Difference between revisions of "MediaWiki:Sitenotice id"

Revision as of 16:41, 13 January 2015

Instead of doing the substitution it should also be possible to write:

$$ \frac{1}{(2\pi)^{n/2}} \int_{\mathbb{R}^n } \int_{\mathbb{R}^n } f(x-y) g(y) e^{-i<k,x>} dy \: dx $$

as

$$ \frac{1}{(2\pi)^{n/2}} \int_{\mathbb{R}^n } \int_{\mathbb{R}^n } f(x-y) g(y) e^{-i<k,x-y+y>} dy \: dx $$

$$ = \frac{1}{(2\pi)^{n/2}} \int_{\mathbb{R}^n } \int_{\mathbb{R}^n } f(x-y) e^{-i<k,x-y>} g(y) e^{-i<k,y>} dy \: dx $$

and then use Fubini

Un vieil homme (talk) 20:43, 31 December 2014 (CET)
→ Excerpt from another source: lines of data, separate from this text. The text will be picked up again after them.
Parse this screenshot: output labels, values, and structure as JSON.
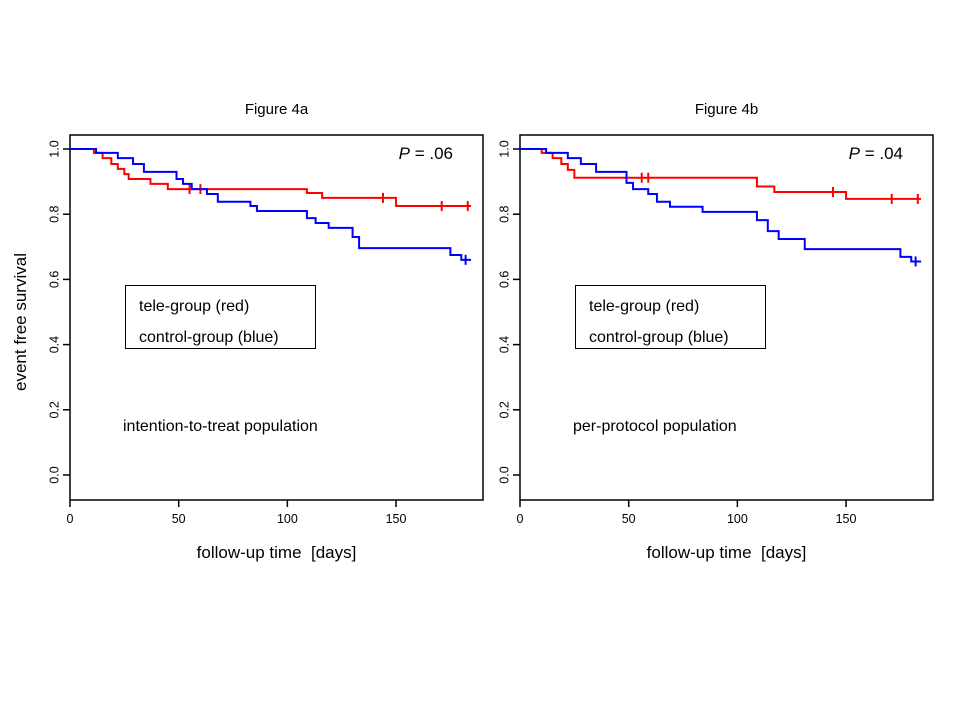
{
  "page": {
    "background": "#ffffff"
  },
  "shared": {
    "y_axis_label": "event free survival",
    "x_axis_label": "follow-up time  [days]"
  },
  "colors": {
    "tele_group": "#ff0000",
    "control_group": "#0000ff",
    "axis": "#000000"
  },
  "chart_data": [
    {
      "type": "line",
      "subtype": "kaplan-meier-step",
      "title": "Figure 4a",
      "p_value": {
        "text": "P = .06",
        "symbol": "P",
        "rest": " = .06",
        "value": 0.06
      },
      "population_label": "intention-to-treat population",
      "xlabel": "follow-up time  [days]",
      "ylabel": "event free survival",
      "xlim": [
        0,
        190
      ],
      "ylim": [
        0.0,
        1.0
      ],
      "x_ticks": [
        0,
        50,
        100,
        150
      ],
      "y_ticks": [
        "0.0",
        "0.2",
        "0.4",
        "0.6",
        "0.8",
        "1.0"
      ],
      "grid": "off",
      "legend_position": "inside-middle-left",
      "legend": [
        "tele-group (red)",
        "control-group (blue)"
      ],
      "series": [
        {
          "name": "tele-group",
          "color": "#ff0000",
          "steps": [
            [
              0,
              1.0
            ],
            [
              11,
              0.988
            ],
            [
              15,
              0.972
            ],
            [
              19,
              0.954
            ],
            [
              22,
              0.939
            ],
            [
              25,
              0.923
            ],
            [
              27,
              0.908
            ],
            [
              37,
              0.893
            ],
            [
              45,
              0.877
            ],
            [
              109,
              0.865
            ],
            [
              116,
              0.85
            ],
            [
              150,
              0.825
            ]
          ],
          "end": 184.5,
          "censors": [
            [
              55,
              0.877
            ],
            [
              60,
              0.877
            ],
            [
              144,
              0.85
            ],
            [
              171,
              0.825
            ],
            [
              183,
              0.825
            ]
          ]
        },
        {
          "name": "control-group",
          "color": "#0000ff",
          "steps": [
            [
              0,
              1.0
            ],
            [
              12,
              0.988
            ],
            [
              22,
              0.972
            ],
            [
              29,
              0.954
            ],
            [
              34,
              0.93
            ],
            [
              49,
              0.908
            ],
            [
              52,
              0.893
            ],
            [
              56,
              0.877
            ],
            [
              63,
              0.862
            ],
            [
              68,
              0.838
            ],
            [
              83,
              0.825
            ],
            [
              86,
              0.81
            ],
            [
              109,
              0.788
            ],
            [
              113,
              0.773
            ],
            [
              119,
              0.758
            ],
            [
              130,
              0.73
            ],
            [
              133,
              0.696
            ],
            [
              175,
              0.675
            ],
            [
              180,
              0.66
            ]
          ],
          "end": 184.5,
          "censors": [
            [
              182,
              0.66
            ]
          ]
        }
      ]
    },
    {
      "type": "line",
      "subtype": "kaplan-meier-step",
      "title": "Figure 4b",
      "p_value": {
        "text": "P = .04",
        "symbol": "P",
        "rest": " = .04",
        "value": 0.04
      },
      "population_label": "per-protocol population",
      "xlabel": "follow-up time  [days]",
      "ylabel": "event free survival",
      "xlim": [
        0,
        190
      ],
      "ylim": [
        0.0,
        1.0
      ],
      "x_ticks": [
        0,
        50,
        100,
        150
      ],
      "y_ticks": [
        "0.0",
        "0.2",
        "0.4",
        "0.6",
        "0.8",
        "1.0"
      ],
      "grid": "off",
      "legend_position": "inside-middle-left",
      "legend": [
        "tele-group (red)",
        "control-group (blue)"
      ],
      "series": [
        {
          "name": "tele-group",
          "color": "#ff0000",
          "steps": [
            [
              0,
              1.0
            ],
            [
              10,
              0.988
            ],
            [
              15,
              0.972
            ],
            [
              19,
              0.954
            ],
            [
              22,
              0.936
            ],
            [
              25,
              0.912
            ],
            [
              109,
              0.885
            ],
            [
              117,
              0.868
            ],
            [
              150,
              0.847
            ]
          ],
          "end": 184.5,
          "censors": [
            [
              56,
              0.912
            ],
            [
              59,
              0.912
            ],
            [
              144,
              0.868
            ],
            [
              171,
              0.847
            ],
            [
              183,
              0.847
            ]
          ]
        },
        {
          "name": "control-group",
          "color": "#0000ff",
          "steps": [
            [
              0,
              1.0
            ],
            [
              12,
              0.988
            ],
            [
              22,
              0.972
            ],
            [
              28,
              0.954
            ],
            [
              35,
              0.93
            ],
            [
              49,
              0.896
            ],
            [
              52,
              0.877
            ],
            [
              59,
              0.862
            ],
            [
              63,
              0.838
            ],
            [
              69,
              0.823
            ],
            [
              84,
              0.807
            ],
            [
              109,
              0.782
            ],
            [
              114,
              0.748
            ],
            [
              119,
              0.724
            ],
            [
              131,
              0.693
            ],
            [
              175,
              0.669
            ],
            [
              180,
              0.655
            ]
          ],
          "end": 184.5,
          "censors": [
            [
              182,
              0.655
            ]
          ]
        }
      ]
    }
  ]
}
In 1c)the derivation got exchanged with the integral without proofing that this is allowed:

$$ \frac{d}{dk} \widehat{F_c}(k) = \frac{d}{dk} (\frac{1}{\sqrt{2\pi}} \int_{-\infty}^{\infty} F_c(x)e^{-ikx} dx) = \frac{1}{\sqrt{2\pi}} \int_{-\infty}^{\infty} F_c(x) \frac{d}{dk} e^{-ikx} dx = \frac{-i}{\sqrt{2\pi}} \int_{-\infty}^{\infty} e^{-cx^{2}}xe^{-ikx} dx $$

Alex (talk) 14:55, 4 January 2015 (CET)

In part d) of the problem used \( e^{-ax^{2}}\sqrt{2\pi} \widehat{F_l}(s) \) with \( s = 2axi \). But a Fourier-transform can't take complex arguments - I didn't know that either so I checked here: [1] So you might rather use the trick we've used in problem 3 with completing the square. Actually you can copy that from the guys of group Y on the Dropbox, they got a pretty solid solution. - A.

@Un vieil homme: I think the Fubini idea doesn't work. We've proven Fubini at Kowalski's for Riemann-integrable functions so I guess that's the theorem we can use. Fubini only works for compact intervals which is not the case above. - A.